Para a diretora do Núcleo Pedagógico Semeando Flores, a psicóloga Márcia Loureiro, a parceria com a UCP faz a diferença nesses futuros profissionais que chegarão ao mercado de trabalho, mas ainda mais na vida dos alunos atendidos no projeto.

 

“Nossa escola não trabalha o que há de errado ou o pior neles. Trabalhamos o potencial do que há que possamos melhorar. Essa parceria traz uma autoestima para o aluno porque ele é capaz. Eles vão para o ginásio da UCP, o trabalho é divulgado e eles se sentem importantes.
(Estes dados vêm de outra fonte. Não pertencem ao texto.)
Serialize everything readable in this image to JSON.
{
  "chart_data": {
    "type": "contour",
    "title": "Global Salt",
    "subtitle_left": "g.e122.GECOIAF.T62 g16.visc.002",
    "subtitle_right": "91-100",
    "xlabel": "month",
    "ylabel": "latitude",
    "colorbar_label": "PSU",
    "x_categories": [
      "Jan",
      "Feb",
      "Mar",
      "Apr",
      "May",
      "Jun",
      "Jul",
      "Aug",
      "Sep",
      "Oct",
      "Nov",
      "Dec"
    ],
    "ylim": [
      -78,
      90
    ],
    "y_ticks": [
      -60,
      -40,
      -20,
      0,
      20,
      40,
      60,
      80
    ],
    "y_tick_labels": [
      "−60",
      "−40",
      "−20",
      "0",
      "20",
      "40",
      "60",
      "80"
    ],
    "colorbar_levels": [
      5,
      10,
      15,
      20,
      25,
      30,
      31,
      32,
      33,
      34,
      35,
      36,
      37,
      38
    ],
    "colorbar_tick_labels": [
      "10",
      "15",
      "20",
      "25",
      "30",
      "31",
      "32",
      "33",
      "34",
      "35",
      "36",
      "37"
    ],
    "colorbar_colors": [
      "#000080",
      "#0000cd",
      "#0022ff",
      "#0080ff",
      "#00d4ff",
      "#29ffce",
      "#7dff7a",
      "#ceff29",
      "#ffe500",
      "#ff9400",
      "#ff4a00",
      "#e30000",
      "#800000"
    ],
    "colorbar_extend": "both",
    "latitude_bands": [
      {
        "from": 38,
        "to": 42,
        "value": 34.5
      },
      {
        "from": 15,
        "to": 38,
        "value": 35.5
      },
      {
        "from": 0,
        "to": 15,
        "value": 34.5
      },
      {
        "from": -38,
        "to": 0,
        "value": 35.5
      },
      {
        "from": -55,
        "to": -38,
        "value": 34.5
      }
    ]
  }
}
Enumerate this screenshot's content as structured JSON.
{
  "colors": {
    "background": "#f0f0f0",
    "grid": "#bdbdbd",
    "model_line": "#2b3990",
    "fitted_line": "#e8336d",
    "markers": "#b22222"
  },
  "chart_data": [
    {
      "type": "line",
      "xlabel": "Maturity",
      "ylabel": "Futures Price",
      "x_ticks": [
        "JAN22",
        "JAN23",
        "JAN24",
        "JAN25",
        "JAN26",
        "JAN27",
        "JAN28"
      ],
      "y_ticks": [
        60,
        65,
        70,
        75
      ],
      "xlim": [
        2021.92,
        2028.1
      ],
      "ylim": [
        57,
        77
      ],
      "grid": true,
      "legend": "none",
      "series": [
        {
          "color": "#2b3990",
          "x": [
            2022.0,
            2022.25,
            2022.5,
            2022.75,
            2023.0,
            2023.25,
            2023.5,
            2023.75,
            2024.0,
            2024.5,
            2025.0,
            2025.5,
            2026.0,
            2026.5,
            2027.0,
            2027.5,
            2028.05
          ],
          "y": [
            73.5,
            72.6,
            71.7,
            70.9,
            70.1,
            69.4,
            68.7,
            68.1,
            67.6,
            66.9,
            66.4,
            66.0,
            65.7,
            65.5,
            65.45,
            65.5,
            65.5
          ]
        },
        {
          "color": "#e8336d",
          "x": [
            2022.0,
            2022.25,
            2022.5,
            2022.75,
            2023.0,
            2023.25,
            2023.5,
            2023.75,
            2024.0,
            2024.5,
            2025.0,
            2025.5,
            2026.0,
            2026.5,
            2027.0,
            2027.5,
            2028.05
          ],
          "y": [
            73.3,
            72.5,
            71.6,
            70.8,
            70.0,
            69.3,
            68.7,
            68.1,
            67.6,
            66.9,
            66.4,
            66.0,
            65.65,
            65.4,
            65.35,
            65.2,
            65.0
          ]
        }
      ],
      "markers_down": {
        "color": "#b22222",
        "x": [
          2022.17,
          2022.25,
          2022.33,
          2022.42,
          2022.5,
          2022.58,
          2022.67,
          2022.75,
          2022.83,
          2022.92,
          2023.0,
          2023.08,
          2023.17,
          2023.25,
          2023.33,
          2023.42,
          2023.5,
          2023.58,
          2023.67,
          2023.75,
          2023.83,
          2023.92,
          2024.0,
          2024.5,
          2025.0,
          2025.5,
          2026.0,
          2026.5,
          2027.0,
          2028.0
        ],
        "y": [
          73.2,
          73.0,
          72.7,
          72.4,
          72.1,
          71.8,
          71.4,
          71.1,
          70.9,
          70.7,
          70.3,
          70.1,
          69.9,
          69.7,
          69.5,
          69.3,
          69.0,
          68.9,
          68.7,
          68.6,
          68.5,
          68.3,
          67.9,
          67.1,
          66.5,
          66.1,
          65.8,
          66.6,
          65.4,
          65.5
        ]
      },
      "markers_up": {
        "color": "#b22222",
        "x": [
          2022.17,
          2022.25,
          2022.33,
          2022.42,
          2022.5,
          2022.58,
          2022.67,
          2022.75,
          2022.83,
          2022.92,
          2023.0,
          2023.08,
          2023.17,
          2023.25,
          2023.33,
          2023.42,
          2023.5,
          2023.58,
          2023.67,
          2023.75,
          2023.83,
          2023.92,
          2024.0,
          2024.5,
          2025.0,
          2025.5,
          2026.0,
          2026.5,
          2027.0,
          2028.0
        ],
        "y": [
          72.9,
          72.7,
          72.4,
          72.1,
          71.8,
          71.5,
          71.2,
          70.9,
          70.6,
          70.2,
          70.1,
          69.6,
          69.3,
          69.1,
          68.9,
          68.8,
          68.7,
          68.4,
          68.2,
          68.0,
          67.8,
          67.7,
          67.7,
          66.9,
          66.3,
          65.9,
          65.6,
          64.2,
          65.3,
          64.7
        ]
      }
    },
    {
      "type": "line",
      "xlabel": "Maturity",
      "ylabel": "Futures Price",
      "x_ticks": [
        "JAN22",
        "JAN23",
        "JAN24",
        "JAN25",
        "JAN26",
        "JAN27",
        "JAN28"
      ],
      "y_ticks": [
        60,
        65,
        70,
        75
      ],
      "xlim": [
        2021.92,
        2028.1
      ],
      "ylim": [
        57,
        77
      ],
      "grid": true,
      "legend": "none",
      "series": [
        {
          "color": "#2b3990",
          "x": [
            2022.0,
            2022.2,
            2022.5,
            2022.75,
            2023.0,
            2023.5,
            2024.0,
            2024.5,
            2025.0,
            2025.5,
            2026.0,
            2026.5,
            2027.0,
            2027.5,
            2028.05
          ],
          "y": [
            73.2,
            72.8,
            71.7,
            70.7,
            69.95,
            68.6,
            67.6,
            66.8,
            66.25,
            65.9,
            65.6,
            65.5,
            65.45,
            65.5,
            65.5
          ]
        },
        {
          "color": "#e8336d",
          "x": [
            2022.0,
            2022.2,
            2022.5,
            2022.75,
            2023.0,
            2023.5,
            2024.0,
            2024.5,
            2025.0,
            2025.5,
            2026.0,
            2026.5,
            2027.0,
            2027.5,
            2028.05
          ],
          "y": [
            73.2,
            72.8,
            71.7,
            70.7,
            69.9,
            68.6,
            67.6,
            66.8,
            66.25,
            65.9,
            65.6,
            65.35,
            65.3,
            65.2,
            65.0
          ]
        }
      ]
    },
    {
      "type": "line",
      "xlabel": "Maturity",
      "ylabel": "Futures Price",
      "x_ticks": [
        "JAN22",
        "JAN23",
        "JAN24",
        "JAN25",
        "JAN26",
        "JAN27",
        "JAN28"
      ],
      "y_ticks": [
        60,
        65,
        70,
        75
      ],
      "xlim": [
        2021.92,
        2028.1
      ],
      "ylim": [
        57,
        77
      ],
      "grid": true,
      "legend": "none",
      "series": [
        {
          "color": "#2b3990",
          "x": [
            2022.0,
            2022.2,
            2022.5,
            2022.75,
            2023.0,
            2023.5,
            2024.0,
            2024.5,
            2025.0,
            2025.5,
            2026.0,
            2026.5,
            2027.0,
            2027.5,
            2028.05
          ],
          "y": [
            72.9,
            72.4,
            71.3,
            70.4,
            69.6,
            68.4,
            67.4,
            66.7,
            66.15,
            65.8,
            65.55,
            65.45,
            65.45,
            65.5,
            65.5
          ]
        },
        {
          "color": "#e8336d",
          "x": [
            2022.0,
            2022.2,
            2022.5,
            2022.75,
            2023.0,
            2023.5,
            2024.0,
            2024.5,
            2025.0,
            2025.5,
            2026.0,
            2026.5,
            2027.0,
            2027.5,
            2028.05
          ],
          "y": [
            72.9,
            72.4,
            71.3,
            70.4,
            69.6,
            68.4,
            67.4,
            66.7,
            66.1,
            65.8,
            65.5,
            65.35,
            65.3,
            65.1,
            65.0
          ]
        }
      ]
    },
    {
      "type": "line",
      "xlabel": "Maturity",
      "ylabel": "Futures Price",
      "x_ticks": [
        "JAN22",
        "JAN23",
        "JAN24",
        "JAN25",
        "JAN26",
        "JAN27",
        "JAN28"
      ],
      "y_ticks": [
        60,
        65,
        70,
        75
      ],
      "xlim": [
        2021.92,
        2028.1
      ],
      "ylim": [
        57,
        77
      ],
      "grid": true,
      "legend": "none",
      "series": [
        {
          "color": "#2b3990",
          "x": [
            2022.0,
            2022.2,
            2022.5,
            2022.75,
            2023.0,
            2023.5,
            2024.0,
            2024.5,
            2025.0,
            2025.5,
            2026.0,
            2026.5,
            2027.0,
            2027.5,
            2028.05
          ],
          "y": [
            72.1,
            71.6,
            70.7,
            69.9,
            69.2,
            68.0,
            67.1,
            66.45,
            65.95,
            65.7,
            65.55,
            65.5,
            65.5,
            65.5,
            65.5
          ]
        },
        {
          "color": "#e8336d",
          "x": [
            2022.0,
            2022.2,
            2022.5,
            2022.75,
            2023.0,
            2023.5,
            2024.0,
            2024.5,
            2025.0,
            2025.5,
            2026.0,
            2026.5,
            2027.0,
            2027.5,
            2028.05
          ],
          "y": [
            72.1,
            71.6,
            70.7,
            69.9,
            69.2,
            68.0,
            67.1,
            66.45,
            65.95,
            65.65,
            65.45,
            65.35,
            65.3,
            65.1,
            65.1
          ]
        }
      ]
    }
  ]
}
O tamanho da importância que são para nós. Trabalhamos com as famílias e vocês não têm noção de como é bom para eles virem aqui e verem os filhos participando. Porque a vida lá fora é preconceituosa. Aqui é uma aceitação. São todos iguais. E quando a gente percebe que uma empresa como a UCP promove essa inclusão e essa igualdade, isso é maravilhoso para as famílias”, comenta Márcia, que há dez anos iniciou o trabalho no Núcleo.

 

“Para nós é superimportante essa parceria, pois temos uma escola totalmente atípica com múltiplas deficiências desde autismo, síndrome de down, PC, RN, TDH, TOD, de várias idades. Não somos uma escola grande, é um projeto pequeno. Mas desde que iniciamos essa parceria fiquei muito encantada com a disposição dos alunos e da UCP em fazer isso. E virou uma febre para os nossos alunos, pois eles aguardam ansiosos esse dia”, disse.